According to Rudzicz's findings, among human listeners, recognition rates increased by as much as 191 percent, from 21.6 percent to 41.2 percent, relative to the original speech, by using the module that corrects pronunciation errors.

"This system is a substantial step toward full automation in speech transformation without...expert or clinical intervention," Rudzicz says.

The technology automatically detects where stuttering happens, looking at acoustics to identify areas of "disfluencies," or speech irregularities, then cuts them out and blends them with adjacent segments of speech. It also includes a classifier—a piece of artificial intelligence that has learned speech from looking at other people's data about what constitutes stuttering. "We use a couple of machine-learning algorithms," Rudzicz says. "Neural networks, for example, look at different examples of stuttering and regular speech and learn the difference between the two. You provide the neural network with the new data, and the neural network automatically identifies the stuttering and removes it."

Rudzicz says the technology uses synchronous overlap that blends two sequences or segments of speech so the pitch doesn't suddenly jump when a period of speech is cut.

To demonstrate how the system works, Rudzicz has used it against speech from Colin Firth, the actor who famously played King George VI and stammered his way through the movie The King's Speech.

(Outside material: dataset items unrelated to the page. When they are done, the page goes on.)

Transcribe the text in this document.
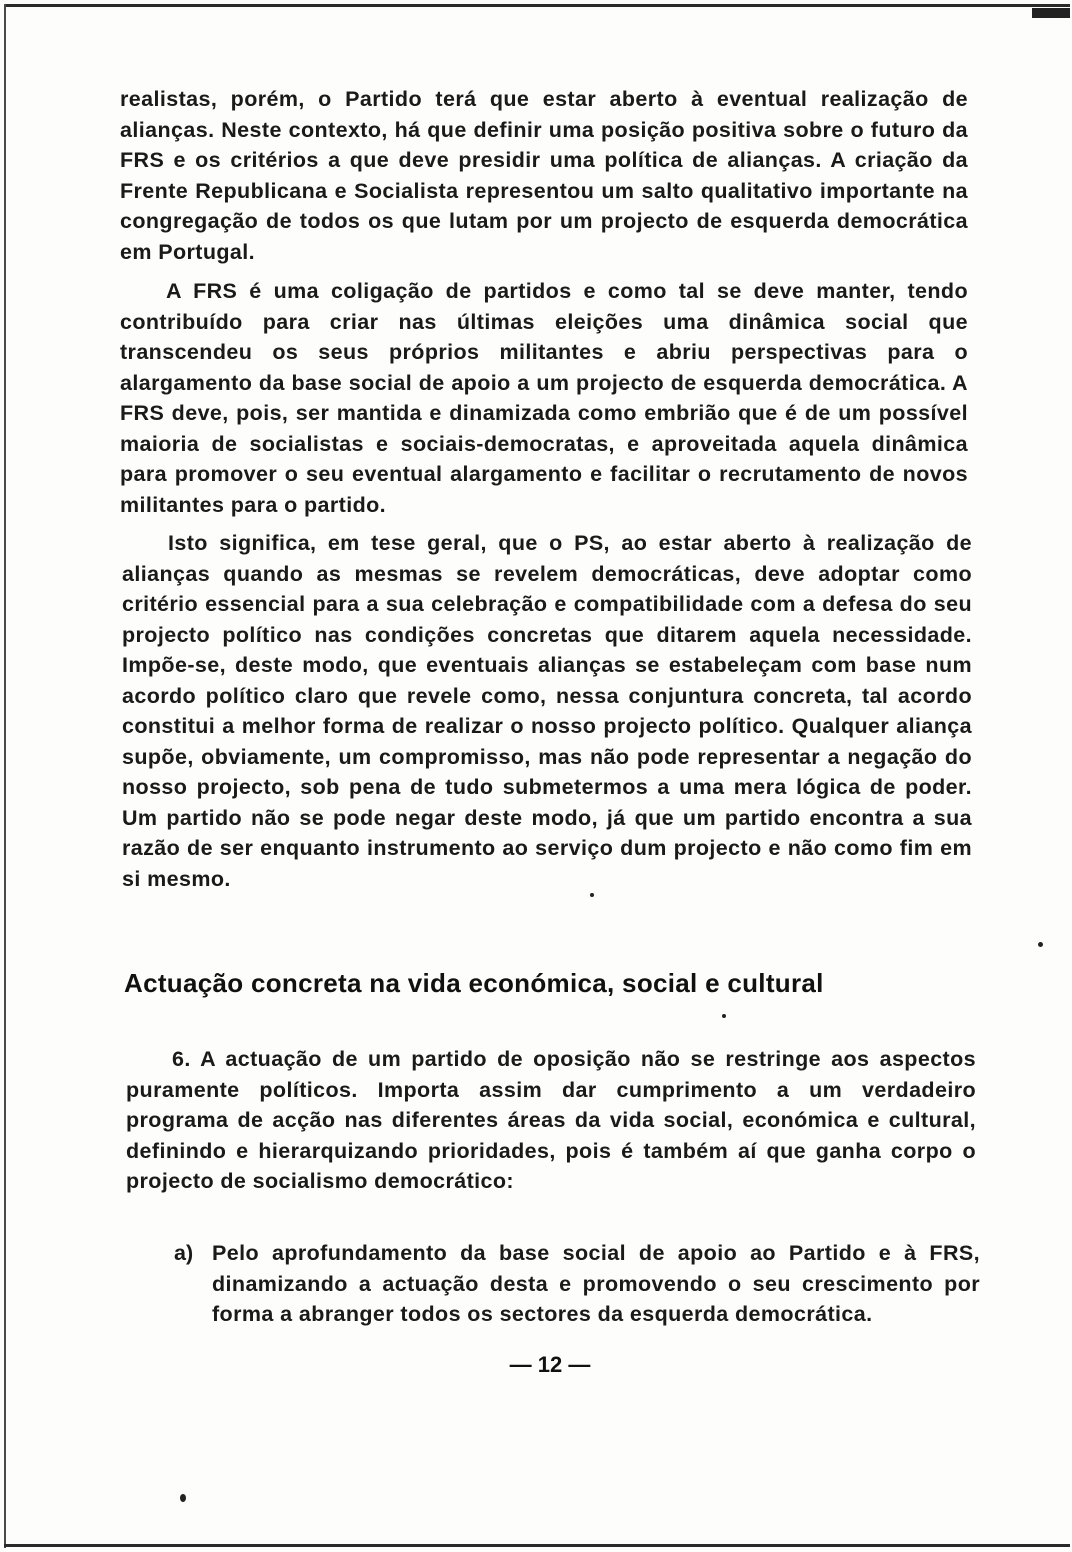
realistas, porém, o Partido terá que estar aberto à eventual realização de alianças. Neste contexto, há que definir uma posição positiva sobre o futuro da FRS e os critérios a que deve presidir uma política de alianças. A criação da Frente Republicana e Socialista representou um salto qualitativo importante na congregação de todos os que lutam por um projecto de esquerda democrática em Portugal.

A FRS é uma coligação de partidos e como tal se deve manter, tendo contribuído para criar nas últimas eleições uma dinâmica social que transcendeu os seus próprios militantes e abriu perspectivas para o alargamento da base social de apoio a um projecto de esquerda democrática. A FRS deve, pois, ser mantida e dinamizada como embrião que é de um possível maioria de socialistas e sociais-democratas, e aproveitada aquela dinâmica para promover o seu eventual alargamento e facilitar o recrutamento de novos militantes para o partido.

Isto significa, em tese geral, que o PS, ao estar aberto à realização de alianças quando as mesmas se revelem democráticas, deve adoptar como critério essencial para a sua celebração e compatibilidade com a defesa do seu projecto político nas condições concretas que ditarem aquela necessidade. Impõe-se, deste modo, que eventuais alianças se estabeleçam com base num acordo político claro que revele como, nessa conjuntura concreta, tal acordo constitui a melhor forma de realizar o nosso projecto político. Qualquer aliança supõe, obviamente, um compromisso, mas não pode representar a negação do nosso projecto, sob pena de tudo submetermos a uma mera lógica de poder. Um partido não se pode negar deste modo, já que um partido encontra a sua razão de ser enquanto instrumento ao serviço dum projecto e não como fim em si mesmo.

Actuação concreta na vida económica, social e cultural

6. A actuação de um partido de oposição não se restringe aos aspectos puramente políticos. Importa assim dar cumprimento a um verdadeiro programa de acção nas diferentes áreas da vida social, económica e cultural, definindo e hierarquizando prioridades, pois é também aí que ganha corpo o projecto de socialismo democrático:

a) Pelo aprofundamento da base social de apoio ao Partido e à FRS, dinamizando a actuação desta e promovendo o seu crescimento por forma a abranger todos os sectores da esquerda democrática.

— 12 —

"We used automatic detection of speech disfluencies, such as long pauses and stammering," he says. "We cut that and background noise out, and there was blending between adjacent speech segments."

The system does need full speech recognition to get many of the speech transformations to work. "Speech recognition can make mistakes, so we want to avoid using it whenever possible," Rudzicz says. "Even though Siri is very expressive, Siri is not your voice, and she will always say the same sentence in exactly the same way, whereas you might put your own inflection on it, which in a way encodes your personality."

Speech processed through the system also does not sound as robotic as, say, Siri. "We can adjust some of the vowels to sound like another vowel," Rudzicz says. "You're modifying the speech signal and adjusting it to remove stuttering or long pauses or background noises; you're not removing things like tempo, the timing and rhythm of their speech," he says.

While mostly geared toward those with speech disorders, the technology could also be a boon for overseas contact centers, where foreign accents have been something of an Achilles heel in the customer service industry. In this case, a computer could sit between the talker and the listener over a network. The computer would take the talker's speech and play the modified version to the listener at the other end.

"There are scripts, so we know that when they say the word fear and it comes out sounding like fair, we know that the 'a' should have been an 'e' and we can modify this," Rudzicz says.

Rudzicz predicts that if customers have an easier time understanding call center employees, the overall experience will be improved. "It is possible that to some extent this could save some money in training employees to sound more intelligible, but this technology cannot correct major syntactic or grammatical errors," he says.

The technology could also become portable at some point, as the algorithms are very simple and could fit inside a standard smartphone, according to Rudzicz.

"Everything [on the system] runs very quickly," he says. "If this was implemented on a smartphone or a tablet, it could be run just as quickly as it is now in face-to-face situations."